Il v. G. è una delle più singolari nature pittoriche, che, come il Greco, passando per le più disordinate esperienze tenta di riordinare le proprie sensazioni. Egli sta alla base dell'"espressionismo" come il suo contemporaneo Seurat sta a quella del cubismo. Pochi pittori hanno saputo conferire tanto signifcato alla più umile natura morta, a un paio di scarpe a una sedia impagliata (Londra, Tate Gallery) e infondere alla vita reale una tale apparenza di fantasmagoria. La collezione più completa dei lavori del v. G. si trova a L'Aia nella collezione Kroeller (circa 400 fra pitture e disegni).

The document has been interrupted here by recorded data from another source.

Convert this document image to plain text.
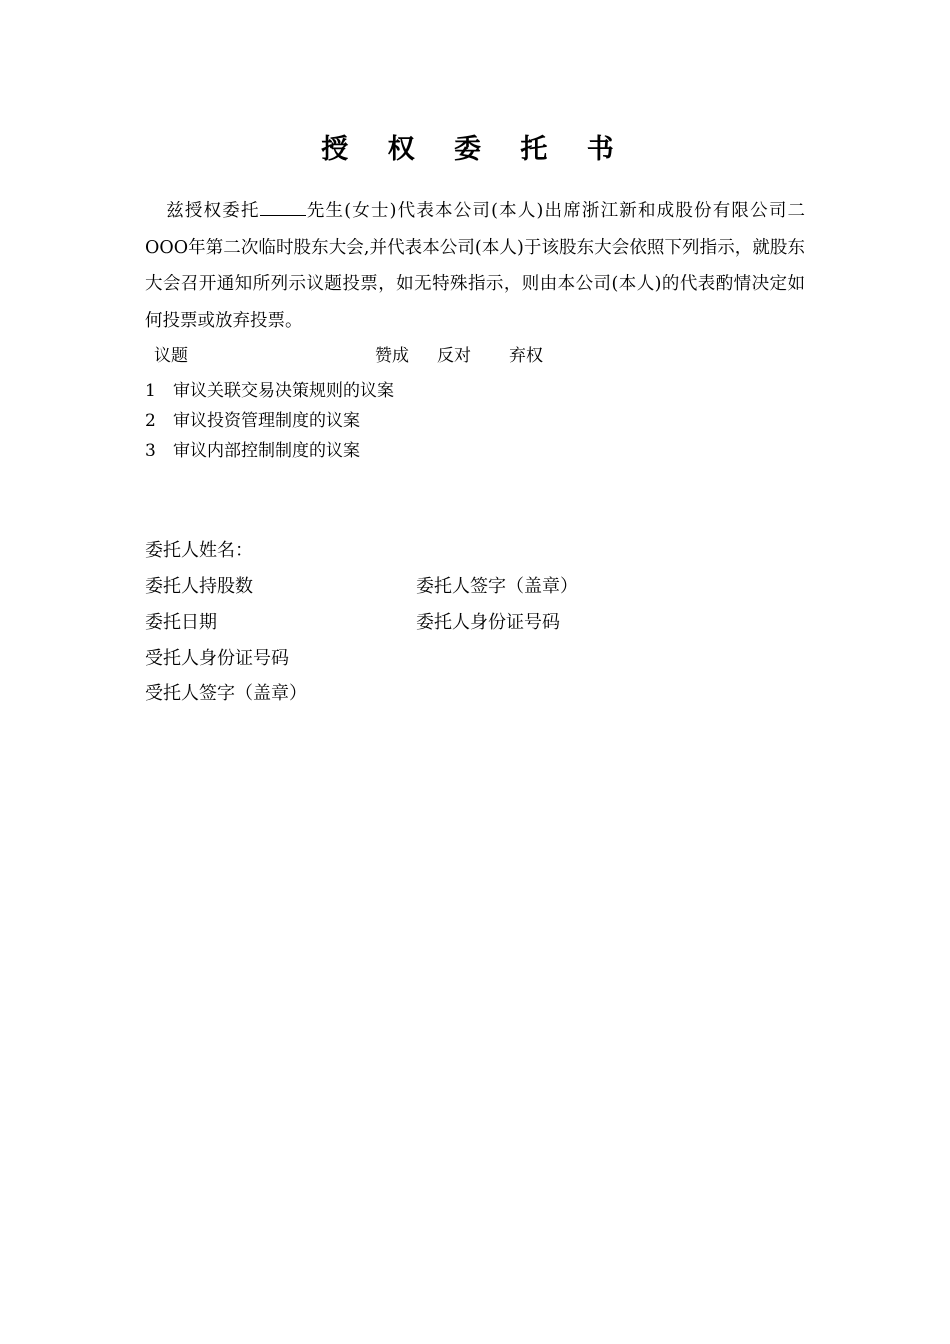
授 权 委 托 书
兹授权委托	先生(女士)代表本公司(本人)出席浙江新和成股份有限公司二OOO年第二次临时股东大会,并代表本公司(本人)于该股东大会依照下列指示，就股东大会召开通知所列示议题投票，如无特殊指示，则由本公司(本人)的代表酌情决定如何投票或放弃投票。
议题	赞成 反对 弃权
1 审议关联交易决策规则的议案
2 审议投资管理制度的议案
3 审议内部控制制度的议案
委托人姓名：
委托人持股数	委托人签字（盖章）
委托日期	委托人身份证号码
受托人身份证号码
受托人签字（盖章）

Bibl.: Lettres de V. v. G. à E. Bernard, Parigi 1911; V. v. G. Brieven aan zijn Broeder, Amsterdam 1914; ed. tedesca, Berlino 1914; E. Bernard, V. v. G., Parigi 1891; A. Plasschaert, V. v. G., Harlem 1898; E. H. du Ouesne van Gogh, V. v. G., Persoonlijke Herinneringen, Baarn 1910; M. Denis, Théories, Parigi 1911; H. P. Bremmer, V. v. G. Inleidende beschonningen, Amsterdam 1912; M. Raphael, Von Monet zu Picasso, Monaco 1913; J. Havelaar, V. v. G., 1915; T. Duret, V. v. G., Parigi 1916, 2ª ed., 1919; C. Glaser, in Thieme-Becker, Künstler Lexikon, XIV, Lipsia 1921 (con bibliografia); J. Meier-Graefe, Vincent van Gogh, Monaco 1922, voll. 2; G. Coquiot, V. v. G., Parigi 1927; N. Poiteau e A. Leroy, La folie de V. v. G., Parigi 1928; G. B. de la Faille, L'oeuvre de V. v. G., Parigi 1928, voll. 4; id., Les faux van Gogh, Parigi 1930.